5 Juillet 2010
Jambes lourdes
La nuit fut courte, l'impatience a dominé la nécessité de dormir convenablement. J'ai tourné comme un diable en cage jusqu'à ce que le réveil indique une heure décente pour songer à bouger. Cinq heures, le pèlerin se lève et met en ligne le billet du départ.
Six heures, les premiers pas dans une ville déserte qui sommeille encore. Bien vite le poids du sac impose son extravagance insupportable. Il faudra tenir … La cadence est celle d'un inconscient frais émoulu de l'école. J'ai hâte de sortir de la ville !
Six heures 30, me voilà déjà au Sud ( de la Loire seulement). Le soleil se lève sur le fleuve royal, le plus beau moment de la journée réservé à ceux qui se lèvent tôt ou veulent aller loin. Je regarde mon petit podomètre acheté chez monsieur Décathlon. Il m'indique l'heure, je lui en sais gré et affiche une distance de 500 mètres. Je déplore cette sous évaluation manifeste.

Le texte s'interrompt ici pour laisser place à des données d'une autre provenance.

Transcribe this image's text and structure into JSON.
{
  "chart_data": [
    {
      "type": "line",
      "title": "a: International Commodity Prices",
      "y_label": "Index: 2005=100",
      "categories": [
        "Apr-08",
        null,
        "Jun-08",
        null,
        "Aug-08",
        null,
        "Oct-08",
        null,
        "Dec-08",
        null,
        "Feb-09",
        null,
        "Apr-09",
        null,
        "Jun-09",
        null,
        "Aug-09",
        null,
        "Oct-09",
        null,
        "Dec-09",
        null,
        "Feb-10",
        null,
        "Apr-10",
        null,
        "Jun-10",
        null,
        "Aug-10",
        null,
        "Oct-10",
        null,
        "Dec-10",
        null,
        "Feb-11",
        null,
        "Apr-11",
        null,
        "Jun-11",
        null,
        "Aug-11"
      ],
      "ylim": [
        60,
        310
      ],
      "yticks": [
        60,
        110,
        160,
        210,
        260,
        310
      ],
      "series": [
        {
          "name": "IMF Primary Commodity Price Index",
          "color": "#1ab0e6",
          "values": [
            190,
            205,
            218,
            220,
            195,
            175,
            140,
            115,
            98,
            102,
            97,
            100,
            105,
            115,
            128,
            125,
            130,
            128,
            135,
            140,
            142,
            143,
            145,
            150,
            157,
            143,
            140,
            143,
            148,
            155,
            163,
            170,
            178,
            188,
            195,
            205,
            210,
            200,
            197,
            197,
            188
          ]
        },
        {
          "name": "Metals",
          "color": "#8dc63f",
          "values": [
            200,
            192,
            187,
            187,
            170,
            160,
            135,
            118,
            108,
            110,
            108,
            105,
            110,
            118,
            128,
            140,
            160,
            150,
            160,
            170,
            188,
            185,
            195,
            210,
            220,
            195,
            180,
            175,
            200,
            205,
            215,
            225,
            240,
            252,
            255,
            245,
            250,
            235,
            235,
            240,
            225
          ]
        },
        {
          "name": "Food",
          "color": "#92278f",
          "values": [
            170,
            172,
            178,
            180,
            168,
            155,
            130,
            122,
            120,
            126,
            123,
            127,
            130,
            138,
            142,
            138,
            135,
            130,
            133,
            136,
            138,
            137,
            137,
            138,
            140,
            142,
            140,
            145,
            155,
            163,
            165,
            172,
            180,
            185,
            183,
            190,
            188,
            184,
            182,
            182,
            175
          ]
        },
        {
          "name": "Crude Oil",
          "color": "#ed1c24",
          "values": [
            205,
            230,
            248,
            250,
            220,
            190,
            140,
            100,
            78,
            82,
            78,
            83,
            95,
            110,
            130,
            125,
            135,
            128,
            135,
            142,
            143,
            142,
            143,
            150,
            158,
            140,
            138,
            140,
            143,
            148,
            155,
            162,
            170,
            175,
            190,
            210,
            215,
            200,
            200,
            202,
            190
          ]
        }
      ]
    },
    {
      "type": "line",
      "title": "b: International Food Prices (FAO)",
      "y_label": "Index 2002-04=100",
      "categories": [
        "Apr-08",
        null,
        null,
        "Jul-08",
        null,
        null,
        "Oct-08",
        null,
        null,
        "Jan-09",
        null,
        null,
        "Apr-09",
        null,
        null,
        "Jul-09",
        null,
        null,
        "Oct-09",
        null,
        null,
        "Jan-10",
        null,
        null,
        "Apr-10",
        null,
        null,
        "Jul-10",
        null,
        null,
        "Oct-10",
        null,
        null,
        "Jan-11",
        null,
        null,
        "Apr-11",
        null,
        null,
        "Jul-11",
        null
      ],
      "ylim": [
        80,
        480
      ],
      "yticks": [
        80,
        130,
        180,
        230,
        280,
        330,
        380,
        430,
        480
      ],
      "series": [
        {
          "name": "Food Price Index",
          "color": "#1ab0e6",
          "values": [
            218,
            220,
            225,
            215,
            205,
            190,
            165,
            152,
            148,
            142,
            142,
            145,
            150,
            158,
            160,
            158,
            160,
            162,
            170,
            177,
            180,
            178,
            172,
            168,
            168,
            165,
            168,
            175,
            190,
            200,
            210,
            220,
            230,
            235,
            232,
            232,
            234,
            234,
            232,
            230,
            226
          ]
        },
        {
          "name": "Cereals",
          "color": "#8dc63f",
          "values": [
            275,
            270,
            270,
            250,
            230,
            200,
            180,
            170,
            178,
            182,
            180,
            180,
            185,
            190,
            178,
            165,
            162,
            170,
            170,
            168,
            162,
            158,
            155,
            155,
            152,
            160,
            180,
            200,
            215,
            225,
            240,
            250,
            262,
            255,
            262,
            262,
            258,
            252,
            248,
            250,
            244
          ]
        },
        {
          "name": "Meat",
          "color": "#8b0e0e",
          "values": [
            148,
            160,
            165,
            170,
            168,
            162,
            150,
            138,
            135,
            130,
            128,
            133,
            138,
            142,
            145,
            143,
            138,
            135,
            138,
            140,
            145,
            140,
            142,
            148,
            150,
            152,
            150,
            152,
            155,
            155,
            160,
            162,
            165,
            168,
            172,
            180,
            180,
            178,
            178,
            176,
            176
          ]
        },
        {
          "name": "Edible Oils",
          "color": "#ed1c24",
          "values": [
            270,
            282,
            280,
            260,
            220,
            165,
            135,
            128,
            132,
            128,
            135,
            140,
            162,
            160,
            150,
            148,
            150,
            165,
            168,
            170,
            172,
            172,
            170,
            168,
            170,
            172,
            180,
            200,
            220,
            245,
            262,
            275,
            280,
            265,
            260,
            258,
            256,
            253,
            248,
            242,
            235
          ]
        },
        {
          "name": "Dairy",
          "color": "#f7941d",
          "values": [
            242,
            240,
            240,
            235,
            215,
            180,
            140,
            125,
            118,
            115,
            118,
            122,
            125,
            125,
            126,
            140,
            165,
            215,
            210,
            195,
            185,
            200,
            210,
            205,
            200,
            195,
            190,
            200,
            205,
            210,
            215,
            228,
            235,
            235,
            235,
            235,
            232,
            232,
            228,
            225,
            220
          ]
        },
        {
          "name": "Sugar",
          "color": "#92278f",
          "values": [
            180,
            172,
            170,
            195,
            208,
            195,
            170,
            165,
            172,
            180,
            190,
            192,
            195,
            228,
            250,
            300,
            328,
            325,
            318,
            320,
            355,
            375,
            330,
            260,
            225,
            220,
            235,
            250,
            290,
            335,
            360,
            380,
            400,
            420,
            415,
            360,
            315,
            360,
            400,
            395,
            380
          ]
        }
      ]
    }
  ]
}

J'avance maintenant sur une piste cyclable. Les sorties de ville ont enfin offert aux cyclistes des possibilités de fuite. Le piéton n'est toujours pas à la fête et mange de l'asphalte si brûlant sous la semelle. Je regretterai plus tard cette accumulation de bitume …
Je croise mes premiers humains, cyclistes pressés qui s'en vont au travail. La conscience écologique est en marche et l'homme responsable est en selle ! Je sors de la ville avec une petite pensée émue malgré tout pour ce stade qui ne me fut pas propice.
Un petit pont m'ouvre enfin les portes de la campagne. Un champ de blé et au loin mes premiers arbres. Il me tarde d'être à l'ombre de ces feuillus majestueux. Le soleil se fait chaud, la sueur dégouline partout où elle peut se frayer un chemin J'évacue les toxines de soirées déraisonnables à fêter au champagne l'arrivée des vacances.
C'est dans les bois de Saint Cyr que je fais ma première pose. La fatigue aidant je rêve d'une elfe lutine, d'un peu de fraîcheur et d'une caverne magique. La marche constitue-t-elle un dangereux psychotrope ? Il me faudra être prudent et en user avec modération.
Le rêve s'évanouit comme il était venu, je poursuis le chemin dans le bois en me guidant au soleil. La méthode a ses limites et je m'en aperçois bien vite. L'usine que j'ai longée ressurgit dans mon dos. Il ne faut pas tourner en rond quand on se fait bourrique trop chargée !
Je coupe à travers bois pour m'orienter plein sud. Je décide de laisser le chemin fléché pour un sous-bois qui m'attire davantage. Quelques ornières plus loin, un auto apparaît, le gentil conducteur m'avertit immédiatement que je ne suis pas sur le chemin communal.
Le miracle de la méta-communication une nouvelle fois agit à merveille. Je comprends à demi-mot que mon passage n'est pas apprécié. Je joue les naïfs pour lui demander ma route. Le propriétaire, au demeurant aimable, m'indique la route la plus proche qui me permettra de déguerpir au plus vite.
Après quelques minutes, le même repasse sur ma route, satisfait sans doute de ma docilité. Pour mon malheur, ce sont quatre longs kilomètres d'asphalte rugueux qui se présentent à moi. La route départementale ne plairait pas à Jean Yanne, je partage cette fois l'aversion du bonhomme. Les voitures filent à bien trop vive allure. La maréchaussée et les contrôles automatiques ne doivent pas sévir en ce lieu.
Au bout de ce trop long ruban, les pieds me chauffent et j'aperçois, soulagé, le panneau Marcilly en Villette. C'est au ventre jaune que je dépose le sac, retire les chaussures et rédige ce billet. Il est 11 h 30, je vais pouvoir flâner.